Correspondence-Guided SfM-Free 3D Gaussian Splatting for NVS
Wei Sun, Xiaosong Zhang, Fang Wan, Yanzhao Zhou, Yuan Li, Qixiang Ye, Jianbin Jiao
TL;DR
This work tackles SfM-free novel view synthesis, where pose inaccuracies hinder optimization under per-pixel losses. It introduces CG-3DGS, a two-stage approach that uses 2D correspondences to guide pose optimization on a differentiable 3D Gaussian splatting representation, followed by full scene optimization with learned poses. Key contributions include (i) a correspondence-based loss and differentiable approximated surface rendering to backpropagate through pose updates, (ii) a cache-enabled, efficient pose estimation pipeline using SE-3 transformations on 3D Gaussians, and (iii) competitive NVS results and pose accuracy on challenging datasets like Tanks & Temples and CO3D-V2, with improved efficiency over SfM-dependent baselines. The approach demonstrates robust performance under complex camera motions and provides a practical, SfM-free pathway for high-quality NVS.
Abstract
Novel View Synthesis (NVS) without Structure-from-Motion (SfM) pre-processed camera poses--referred to as SfM-free methods--is crucial for promoting rapid response capabilities and enhancing robustness against variable operating conditions.

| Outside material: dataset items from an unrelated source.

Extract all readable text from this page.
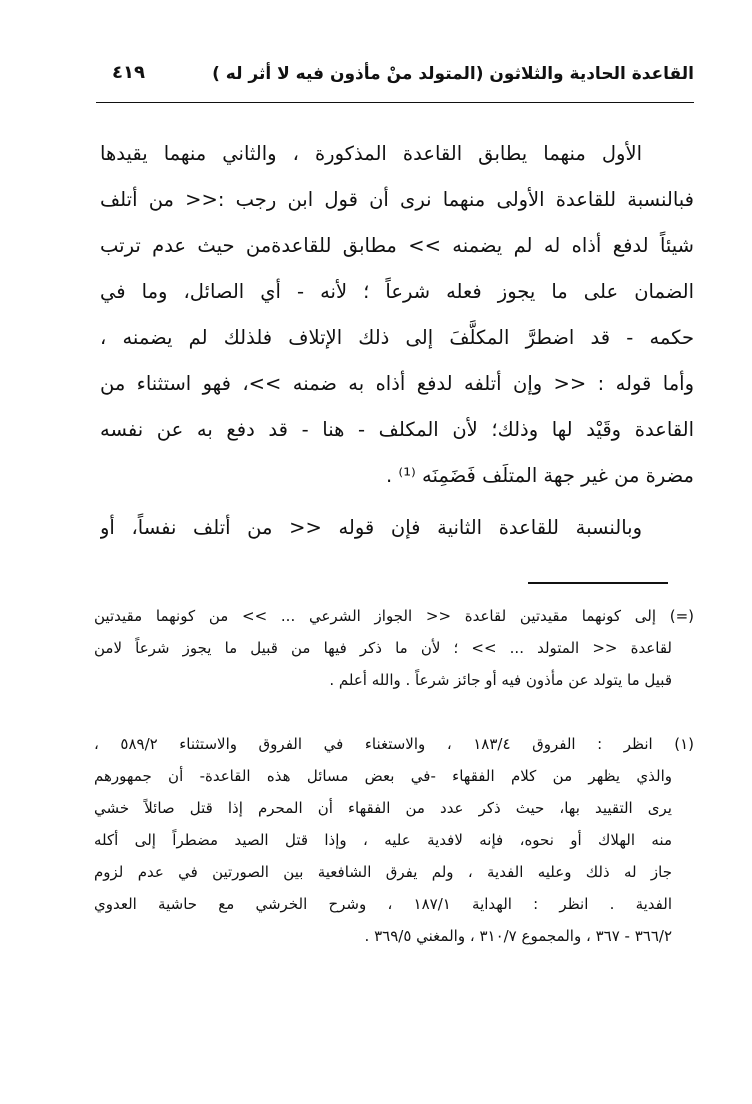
القاعدة الحادية والثلاثون (المتولد منْ مأذون فيه لا أثر له )
٤١٩
الأول منهما يطابق القاعدة المذكورة ، والثاني منهما يقيدها
فبالنسبة للقاعدة الأولى منهما نرى أن قول ابن رجب :<< من أتلف
شيئاً لدفع أذاه له لم يضمنه >> مطابق للقاعدةمن حيث عدم ترتب
الضمان على ما يجوز فعله شرعاً ؛ لأنه - أي الصائل، وما في
حكمه - قد اضطرَّ المكلَّفَ إلى ذلك الإتلاف فلذلك لم يضمنه ،
وأما قوله : << وإن أتلفه لدفع أذاه به ضمنه >>، فهو استثناء من
القاعدة وقَيْد لها وذلك؛ لأن المكلف - هنا - قد دفع به عن نفسه
مضرة من غير جهة المتلَف فَضَمِنَه ⁽¹⁾ .
وبالنسبة للقاعدة الثانية فإن قوله << من أتلف نفساً، أو
(=) إلى كونهما مقيدتين لقاعدة << الجواز الشرعي ... >> من كونهما مقيدتين
لقاعدة << المتولد ... >> ؛ لأن ما ذكر فيها من قبيل ما يجوز شرعاً لامن
قبيل ما يتولد عن مأذون فيه أو جائز شرعاً . والله أعلم .
(١) انظر : الفروق ١٨٣/٤ ، والاستغناء في الفروق والاستثناء ٥٨٩/٢ ،
والذي يظهر من كلام الفقهاء -في بعض مسائل هذه القاعدة- أن جمهورهم
يرى التقييد بها، حيث ذكر عدد من الفقهاء أن المحرم إذا قتل صائلاً خشي
منه الهلاك أو نحوه، فإنه لافدية عليه ، وإذا قتل الصيد مضطراً إلى أكله
جاز له ذلك وعليه الفدية ، ولم يفرق الشافعية بين الصورتين في عدم لزوم
الفدية . انظر : الهداية ١٨٧/١ ، وشرح الخرشي مع حاشية العدوي
٣٦٦/٢ - ٣٦٧ ، والمجموع ٣١٠/٧ ، والمغني ٣٦٩/٥ .
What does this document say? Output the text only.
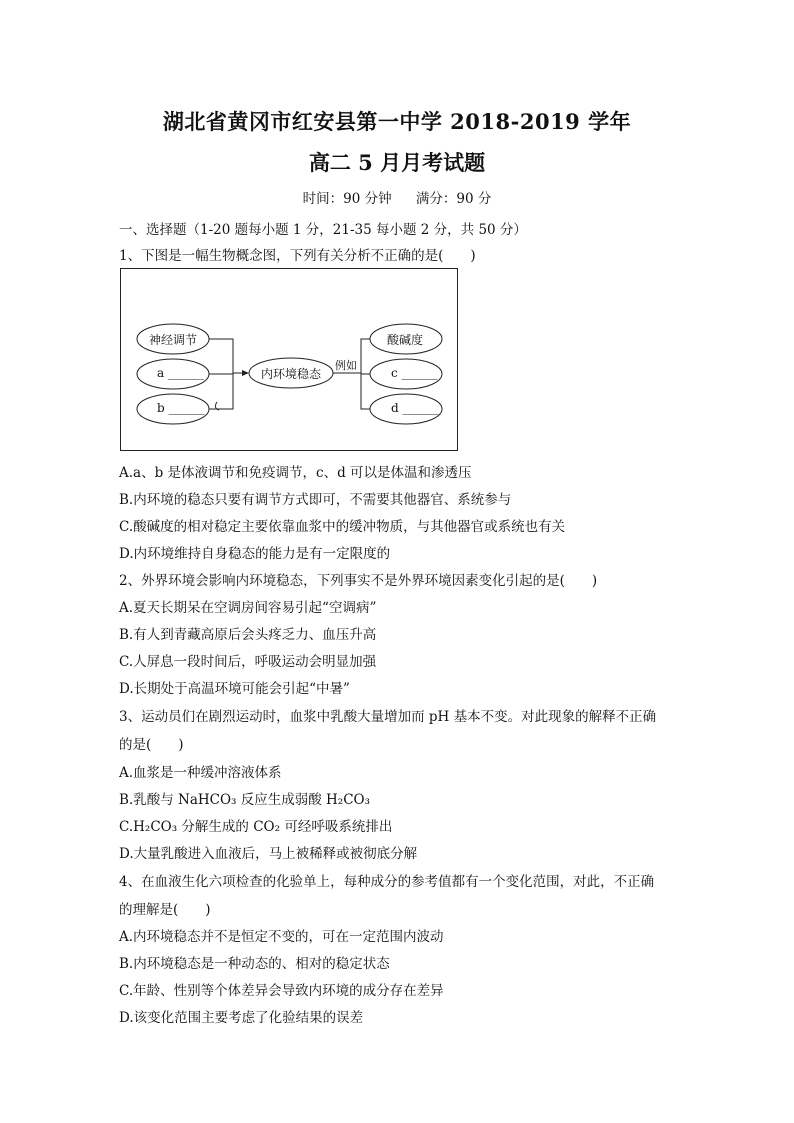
湖北省黄冈市红安县第一中学 2018-2019 学年
高二 5 月月考试题
时间：90 分钟 满分：90 分
一、选择题（1-20 题每小题 1 分，21-35 每小题 2 分，共 50 分）
1、下图是一幅生物概念图，下列有关分析不正确的是(　　)
神经调节
a ______
b ______
内环境稳态
例如
酸碱度
c ______
d ______
A.a、b 是体液调节和免疫调节，c、d 可以是体温和渗透压
B.内环境的稳态只要有调节方式即可，不需要其他器官、系统参与
C.酸碱度的相对稳定主要依靠血浆中的缓冲物质，与其他器官或系统也有关
D.内环境维持自身稳态的能力是有一定限度的
2、外界环境会影响内环境稳态，下列事实不是外界环境因素变化引起的是(　　)
A.夏天长期呆在空调房间容易引起“空调病”
B.有人到青藏高原后会头疼乏力、血压升高
C.人屏息一段时间后，呼吸运动会明显加强
D.长期处于高温环境可能会引起“中暑”
3、运动员们在剧烈运动时，血浆中乳酸大量增加而 pH 基本不变。对此现象的解释不正确
的是(　　)
A.血浆是一种缓冲溶液体系
B.乳酸与 NaHCO₃ 反应生成弱酸 H₂CO₃
C.H₂CO₃ 分解生成的 CO₂ 可经呼吸系统排出
D.大量乳酸进入血液后，马上被稀释或被彻底分解
4、在血液生化六项检查的化验单上，每种成分的参考值都有一个变化范围，对此，不正确
的理解是(　　)
A.内环境稳态并不是恒定不变的，可在一定范围内波动
B.内环境稳态是一种动态的、相对的稳定状态
C.年龄、性别等个体差异会导致内环境的成分存在差异
D.该变化范围主要考虑了化验结果的误差
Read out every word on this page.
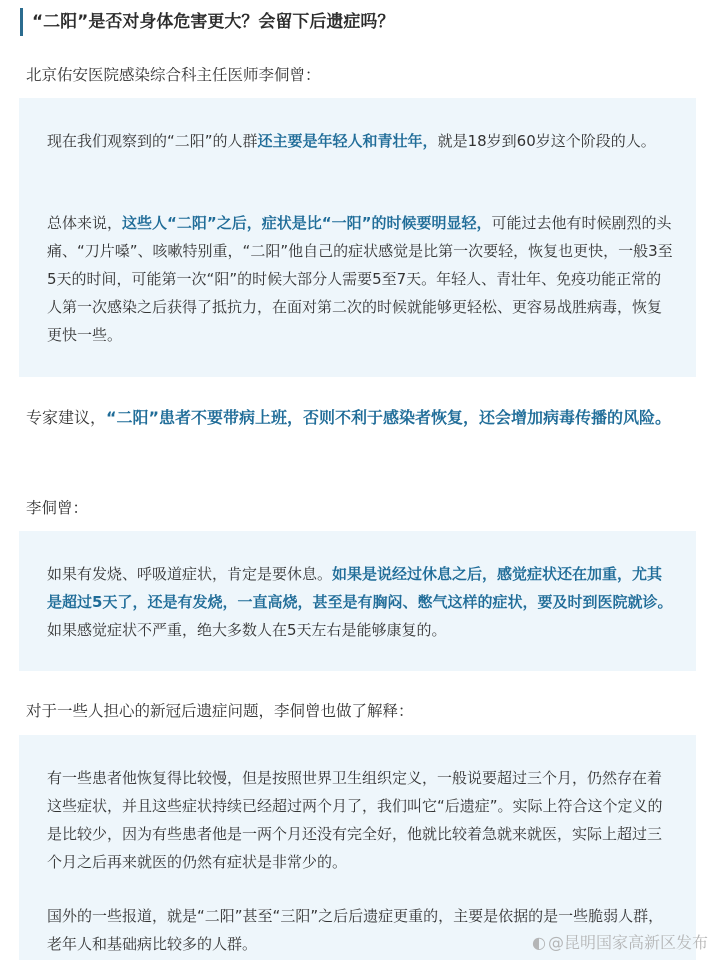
“二阳”是否对身体危害更大？会留下后遗症吗？
北京佑安医院感染综合科主任医师李侗曾：

现在我们观察到的“二阳”的人群还主要是年轻人和青壮年，就是18岁到60岁这个阶段的人。

总体来说，这些人“二阳”之后，症状是比“一阳”的时候要明显轻，可能过去他有时候剧烈的头痛、“刀片嗓”、咳嗽特别重，“二阳”他自己的症状感觉是比第一次要轻，恢复也更快，一般3至5天的时间，可能第一次“阳”的时候大部分人需要5至7天。年轻人、青壮年、免疫功能正常的人第一次感染之后获得了抵抗力，在面对第二次的时候就能够更轻松、更容易战胜病毒，恢复更快一些。

专家建议，“二阳”患者不要带病上班，否则不利于感染者恢复，还会增加病毒传播的风险。
李侗曾：

如果有发烧、呼吸道症状，肯定是要休息。如果是说经过休息之后，感觉症状还在加重，尤其是超过5天了，还是有发烧，一直高烧，甚至是有胸闷、憋气这样的症状，要及时到医院就诊。如果感觉症状不严重，绝大多数人在5天左右是能够康复的。

对于一些人担心的新冠后遗症问题，李侗曾也做了解释：

有一些患者他恢复得比较慢，但是按照世界卫生组织定义，一般说要超过三个月，仍然存在着这些症状，并且这些症状持续已经超过两个月了，我们叫它“后遗症”。实际上符合这个定义的是比较少，因为有些患者他是一两个月还没有完全好，他就比较着急就来就医，实际上超过三个月之后再来就医的仍然有症状是非常少的。

国外的一些报道，就是“二阳”甚至“三阳”之后后遗症更重的，主要是依据的是一些脆弱人群，老年人和基础病比较多的人群。	◐ @昆明国家高新区发布
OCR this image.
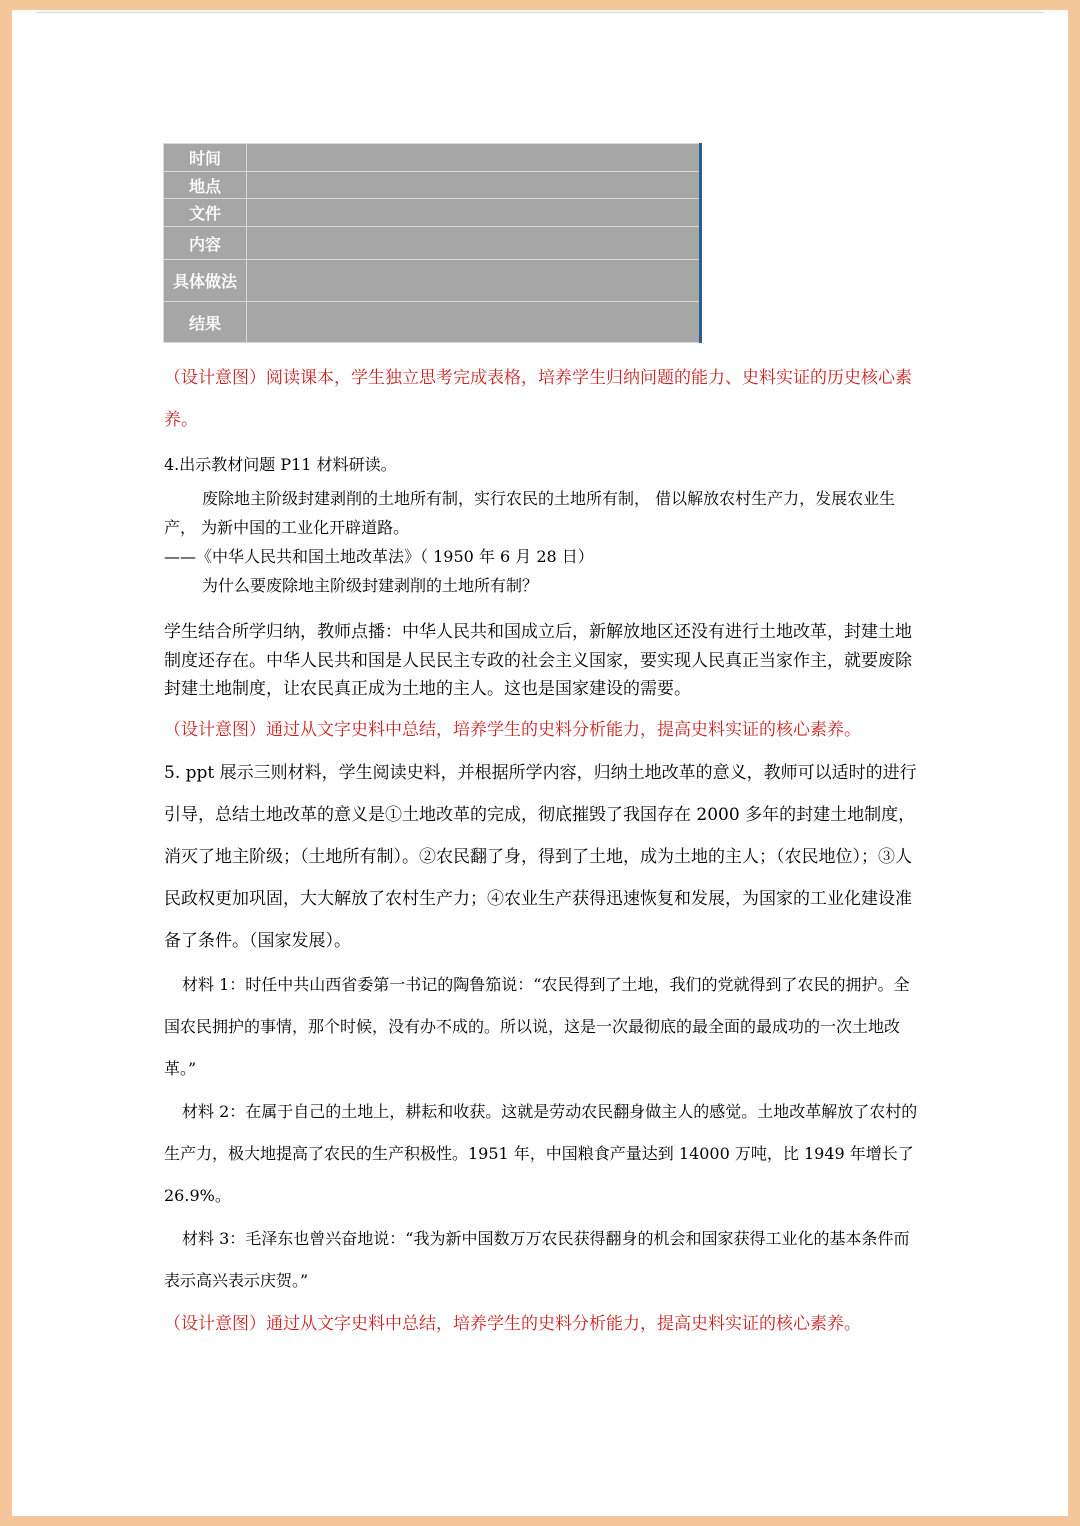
时间	
地点	
文件	
内容	
具体做法	
结果	

（设计意图）阅读课本，学生独立思考完成表格，培养学生归纳问题的能力、史料实证的历史核心素养。

4.出示教材问题 P11 材料研读。

废除地主阶级封建剥削的土地所有制，实行农民的土地所有制， 借以解放农村生产力，发展农业生产， 为新中国的工业化开辟道路。

——《中华人民共和国土地改革法》（ 1950 年 6 月 28 日）

为什么要废除地主阶级封建剥削的土地所有制？

学生结合所学归纳，教师点播：中华人民共和国成立后，新解放地区还没有进行土地改革，封建土地制度还存在。中华人民共和国是人民民主专政的社会主义国家，要实现人民真正当家作主，就要废除封建土地制度，让农民真正成为土地的主人。这也是国家建设的需要。

（设计意图）通过从文字史料中总结，培养学生的史料分析能力，提高史料实证的核心素养。

5. ppt 展示三则材料，学生阅读史料，并根据所学内容，归纳土地改革的意义，教师可以适时的进行引导，总结土地改革的意义是①土地改革的完成，彻底摧毁了我国存在 2000 多年的封建土地制度，消灭了地主阶级；（土地所有制）。②农民翻了身，得到了土地，成为土地的主人；（农民地位）；③人民政权更加巩固，大大解放了农村生产力；④农业生产获得迅速恢复和发展，为国家的工业化建设准备了条件。（国家发展）。

材料 1：时任中共山西省委第一书记的陶鲁笳说：“农民得到了土地，我们的党就得到了农民的拥护。全国农民拥护的事情，那个时候，没有办不成的。所以说，这是一次最彻底的最全面的最成功的一次土地改革。”

材料 2：在属于自己的土地上，耕耘和收获。这就是劳动农民翻身做主人的感觉。土地改革解放了农村的生产力，极大地提高了农民的生产积极性。1951 年，中国粮食产量达到 14000 万吨，比 1949 年增长了 26.9%。

材料 3：毛泽东也曾兴奋地说：“我为新中国数万万农民获得翻身的机会和国家获得工业化的基本条件而表示高兴表示庆贺。”

（设计意图）通过从文字史料中总结，培养学生的史料分析能力，提高史料实证的核心素养。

Recent SfM-free methods have integrated pose optimization, designing end-to-end frameworks for joint camera pose estimation and NVS. However, most existing works rely on per-pixel image loss functions, such as L2 loss. In SfM-free methods, inaccurate initial poses lead to misalignment issue, which, under the constraints of per-pixel image loss functions, results in excessive gradients, causing unstable optimization and poor convergence for NVS. In this study, we propose a correspondence-guided SfM-free 3D Gaussian splatting for NVS. We use correspondences between the target and the rendered result to achieve better pixel alignment, facilitating the optimization of relative poses between frames. We then apply the learned poses to optimize the entire scene. Each 2D screen-space pixel is associated with its corresponding 3D Gaussians through approximated surface rendering to facilitate gradient back propagation. Experimental results underline the superior performance and time efficiency of the proposed approach compared to the state-of-the-art baselines.